As reações íntimas vêm sofrendo bruscas modificações na história recente. É fato que o namoro, antes da revolução sexual, em geral, consistia em uma relação que antecedia o casamento, tinha duração relativamente curta e interações controladas pelos pais. Atualmente, no entanto, muitos tipos de relações interpessoais são designadas por este termo, desde uma relação curta e descompromissada até a co-habitação (Béjin, 1987). Nesse sentido, Ariès (1987), ao investigar relacionamentos de jovens parisienses nos anos 80, observou que, entre aqueles que co-habitavam, o casamento só era formalizado quando o casal passava a constituir família.

Mesmo com a variedade de tipos de relação que o termo namoro abarca atualmente, há um consenso conceitual diante do que Giddens (1994) delimita como "relacionamento puro", que define o tipo de relação presente nas gerações mais recentes. O relacionamento puro é um relacionamento centrado no compromisso, na confiança e na intimidade, de modo que os parceiros tenham garantias da estabilidade do relacionamento ao mesmo tempo que este deve durar enquanto for satisfatório para ambas as partes. Essa concepção de intimidade ganha relevância em face da relação de caráter romântico, mais freqüente antigamente, na qual o parceiro era idealizado e nele era projetado um futuro a ser compartilhado - a base da família nuclear tradicional. O relacionamento puro presume maior equilíbrio das relações de gênero, caracteriza uma parceria cujo foco é a relação e não responde às normas sociais, mas, sobretudo, ao respeito mútuo, promovendo a democratização das relações pessoais (Araújo, 2002). No mesmo sentido, Araújo (2003), tomando por base um estudo sobre o amor no feminino, conclui que entre as mulheres o que é apreendido como amor agrega fundamentalmente o erotismo e a alegria da amizade.

Já em relação à diferenciação da relação amorosa por gênero, Rieth (2002) observa quanto à iniciação sexual de adolescentes, que as mulheres vinculam no namoro amor e sexo, em um relacionamento com a "pessoa certa"; já para os homens, a relação de namoro não é necessária, pois a experiência sexual não pressupõe vínculo afetivo - buscam se afirmar enquanto indivíduos ante os outros com a experiência da sexualidade. Justo (2005) apresenta o namoro dos dias de hoje como uma etapa de relacionamento posterior ao "ficar" e, se considerado uma relação estável, traz ao jovem o conflito entre a promessa de segurança, fidelidade, confiabilidade, durabilidade e a promessa de independência, autonomia, realização e diversidade.

É desse modo evidente que as representações sobre a individualidade e, conseqüentemente, sobre as relações interpessoais e conjugais fazem parte de um contexto social socialmente compartilhado.

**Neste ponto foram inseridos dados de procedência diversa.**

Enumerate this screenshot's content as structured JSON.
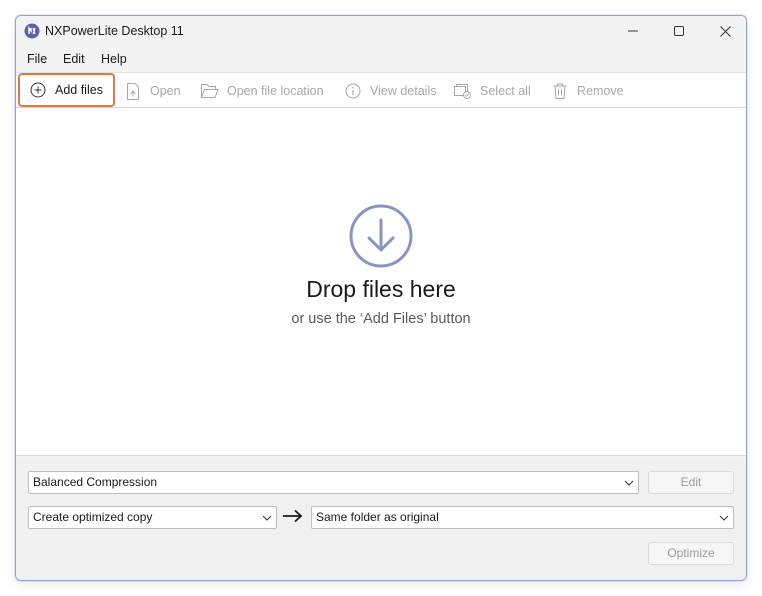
{
  "window": {
    "title": "NXPowerLite Desktop 11",
    "controls": {
      "minimize": "minimize",
      "maximize": "maximize",
      "close": "close"
    }
  },
  "menu": {
    "items": [
      "File",
      "Edit",
      "Help"
    ]
  },
  "toolbar": {
    "add_files": "Add files",
    "open": "Open",
    "open_file_location": "Open file location",
    "view_details": "View details",
    "select_all": "Select all",
    "remove": "Remove"
  },
  "dropzone": {
    "title": "Drop files here",
    "subtitle": "or use the ‘Add Files’ button"
  },
  "settings": {
    "compression_profile": "Balanced Compression",
    "edit_button": "Edit",
    "output_mode": "Create optimized copy",
    "output_location": "Same folder as original",
    "optimize_button": "Optimize"
  },
  "colors": {
    "accent_highlight": "#e07a45",
    "drop_icon": "#8a93c4",
    "window_border": "#9aa3cf"
  }
}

Neste contexto, ganha relevância e sentido para a investigação das relações íntimas a análise das representações sociais a elas vinculadas.

A Teoria das Representações Sociais

O que constitui o ponto de partida para esta teoria é o abandono da distinção clássica entre sujeito e objeto. Moscovici (1976) aponta que "não existe separação entre o universo externo e o universo interno do indivíduo (ou do grupo). Sujeito e objeto não são forçosamente distintos", isto é, segundo o processo de representação, há um continuum entre o sujeito e o objeto, havendo, deste modo, uma construção ativa do objeto por parte do sujeito por meio da representação. Além de modular o estímulo que o sujeito recebe, a representação também é ativa e direciona a resposta do sujeito, seu comportamento (Vala, 1996).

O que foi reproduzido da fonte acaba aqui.